Benchmark 1: find ~ -regex '.*\.rs$' -printf '%M\t%s\t%p\n'
Time (mean ± σ): 8.841 s ± 0.318 s [User: 5.567 s, System: 3.161 s]
Range (min … max): 8.617 s … 9.559 s 10 runs
Benchmark 2: fselect mode,size,path from ~ where path =~ '\.rs$'
Time (mean ± σ): 8.639 s ± 0.058 s [User: 3.515 s, System: 5.018 s]
Range (min … max): 8.573 s … 8.746 s 10 runs
Summary
fselect mode,size,path from ~ where path =~ '\.rs$' ran
1.02 ± 0.04 times faster than find ~ -regex '.*\.rs$' -printf '%M\t%s\t%p\n'
Here's another comparison that I was hoping fselect and find would be about the same:
$ diff --report-identical-files <(find ~ -name '*.rs' -printf '%M\t%s\t%p\n' | sort) <(fselect mode,size,path from ~ where ext === 'rs' | sort)
Files /dev/fd/63 and /dev/fd/62 are identical
$ hyperfine "find ~ -name '*.rs' -printf '%M\t%s\t%p\n'" "fselect mode,size,path from ~ where ext == 'rs'"
Benchmark 1: find ~ -name '*.rs' -printf '%M\t%s\t%p\n'
Time (mean ± σ): 5.975 s ± 0.043 s [User: 2.786 s, System: 3.119 s]
Range (min … max): 5.933 s … 6.075 s 10 runs
Benchmark 2: fselect mode,size,path from ~ where ext == 'rs'
Time (mean ± σ): 8.538 s ± 0.365 s [User: 3.350 s, System: 5.077 s]
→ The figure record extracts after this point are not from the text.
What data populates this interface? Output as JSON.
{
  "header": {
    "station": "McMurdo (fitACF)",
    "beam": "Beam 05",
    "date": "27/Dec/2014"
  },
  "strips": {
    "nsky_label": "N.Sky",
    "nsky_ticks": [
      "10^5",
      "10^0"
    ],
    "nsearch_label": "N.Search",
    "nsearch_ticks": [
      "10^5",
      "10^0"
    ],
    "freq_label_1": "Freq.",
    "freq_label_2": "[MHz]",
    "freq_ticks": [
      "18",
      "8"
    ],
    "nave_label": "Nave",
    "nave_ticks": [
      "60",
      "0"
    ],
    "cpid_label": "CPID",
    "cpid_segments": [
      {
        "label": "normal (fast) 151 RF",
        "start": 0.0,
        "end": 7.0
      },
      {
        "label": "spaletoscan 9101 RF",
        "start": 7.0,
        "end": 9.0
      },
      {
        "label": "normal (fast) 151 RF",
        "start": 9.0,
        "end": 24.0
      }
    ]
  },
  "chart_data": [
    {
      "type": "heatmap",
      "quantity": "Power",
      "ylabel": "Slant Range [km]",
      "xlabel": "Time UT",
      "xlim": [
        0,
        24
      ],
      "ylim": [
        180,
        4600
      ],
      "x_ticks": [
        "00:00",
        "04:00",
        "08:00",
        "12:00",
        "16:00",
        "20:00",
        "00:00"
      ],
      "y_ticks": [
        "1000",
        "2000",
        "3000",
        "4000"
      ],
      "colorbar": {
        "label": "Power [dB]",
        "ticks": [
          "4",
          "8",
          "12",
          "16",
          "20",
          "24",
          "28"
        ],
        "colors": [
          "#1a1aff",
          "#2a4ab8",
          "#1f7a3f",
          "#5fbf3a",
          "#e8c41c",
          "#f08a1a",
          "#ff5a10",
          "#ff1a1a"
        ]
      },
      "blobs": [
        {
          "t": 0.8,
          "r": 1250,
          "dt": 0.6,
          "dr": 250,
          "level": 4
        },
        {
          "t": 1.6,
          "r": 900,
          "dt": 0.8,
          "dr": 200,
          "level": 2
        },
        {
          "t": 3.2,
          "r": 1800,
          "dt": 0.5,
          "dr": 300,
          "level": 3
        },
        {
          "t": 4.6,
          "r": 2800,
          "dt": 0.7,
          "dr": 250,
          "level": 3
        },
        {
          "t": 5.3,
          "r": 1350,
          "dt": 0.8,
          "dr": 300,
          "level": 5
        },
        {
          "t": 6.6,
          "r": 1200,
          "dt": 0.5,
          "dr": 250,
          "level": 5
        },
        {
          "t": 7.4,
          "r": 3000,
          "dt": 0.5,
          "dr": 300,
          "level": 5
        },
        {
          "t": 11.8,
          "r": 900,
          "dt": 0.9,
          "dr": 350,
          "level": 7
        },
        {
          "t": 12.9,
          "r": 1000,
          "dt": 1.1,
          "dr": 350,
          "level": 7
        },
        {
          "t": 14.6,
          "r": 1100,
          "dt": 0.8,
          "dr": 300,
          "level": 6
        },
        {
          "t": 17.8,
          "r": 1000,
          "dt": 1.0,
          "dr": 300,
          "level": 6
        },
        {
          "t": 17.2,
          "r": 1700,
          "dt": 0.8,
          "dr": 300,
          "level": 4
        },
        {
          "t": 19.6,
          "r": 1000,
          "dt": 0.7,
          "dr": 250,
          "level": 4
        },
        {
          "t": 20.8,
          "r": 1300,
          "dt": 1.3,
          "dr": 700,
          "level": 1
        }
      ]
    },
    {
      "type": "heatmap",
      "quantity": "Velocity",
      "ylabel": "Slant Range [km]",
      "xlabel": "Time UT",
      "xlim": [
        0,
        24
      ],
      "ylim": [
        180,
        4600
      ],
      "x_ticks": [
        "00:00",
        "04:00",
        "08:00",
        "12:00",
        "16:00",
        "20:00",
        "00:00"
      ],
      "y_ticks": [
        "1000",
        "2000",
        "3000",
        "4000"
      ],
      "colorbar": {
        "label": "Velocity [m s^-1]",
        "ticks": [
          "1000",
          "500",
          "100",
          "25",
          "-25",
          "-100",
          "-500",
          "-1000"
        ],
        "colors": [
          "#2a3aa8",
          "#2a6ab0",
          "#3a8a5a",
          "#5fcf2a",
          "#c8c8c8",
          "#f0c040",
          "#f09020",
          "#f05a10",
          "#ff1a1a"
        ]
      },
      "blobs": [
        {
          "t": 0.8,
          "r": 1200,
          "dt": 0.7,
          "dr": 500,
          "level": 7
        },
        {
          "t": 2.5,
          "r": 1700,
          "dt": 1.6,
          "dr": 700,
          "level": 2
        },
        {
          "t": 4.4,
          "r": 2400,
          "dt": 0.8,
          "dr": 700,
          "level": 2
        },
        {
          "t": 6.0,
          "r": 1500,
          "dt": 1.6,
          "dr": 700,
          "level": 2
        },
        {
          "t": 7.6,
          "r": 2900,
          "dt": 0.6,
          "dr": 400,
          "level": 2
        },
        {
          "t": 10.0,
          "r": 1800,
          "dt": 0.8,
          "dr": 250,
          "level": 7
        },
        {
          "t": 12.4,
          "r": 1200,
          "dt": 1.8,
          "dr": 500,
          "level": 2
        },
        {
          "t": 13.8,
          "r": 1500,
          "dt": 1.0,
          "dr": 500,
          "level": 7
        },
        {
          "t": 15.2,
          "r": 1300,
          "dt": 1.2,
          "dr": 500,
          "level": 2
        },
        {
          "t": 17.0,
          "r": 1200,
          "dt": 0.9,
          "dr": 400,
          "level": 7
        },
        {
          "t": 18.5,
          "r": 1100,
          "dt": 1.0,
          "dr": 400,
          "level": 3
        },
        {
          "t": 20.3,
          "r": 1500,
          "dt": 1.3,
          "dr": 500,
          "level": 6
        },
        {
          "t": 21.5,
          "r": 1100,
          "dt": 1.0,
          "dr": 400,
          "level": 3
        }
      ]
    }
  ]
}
Range (min … max): 8.324 s … 9.566 s 10 runs
Warning: Statistical outliers were detected. Consider re-running this benchmark on a quiet system without any interferences from other programs. It might help to use the '--warmup' or '--prepare' options.
Summary
find ~ -name '*.rs' -printf '%M\t%s\t%p\n' ran
1.43 ± 0.06 times faster than fselect mode,size,path from ~ where ext == 'rs'
find seems to consistently use more efficient or fewer system calls.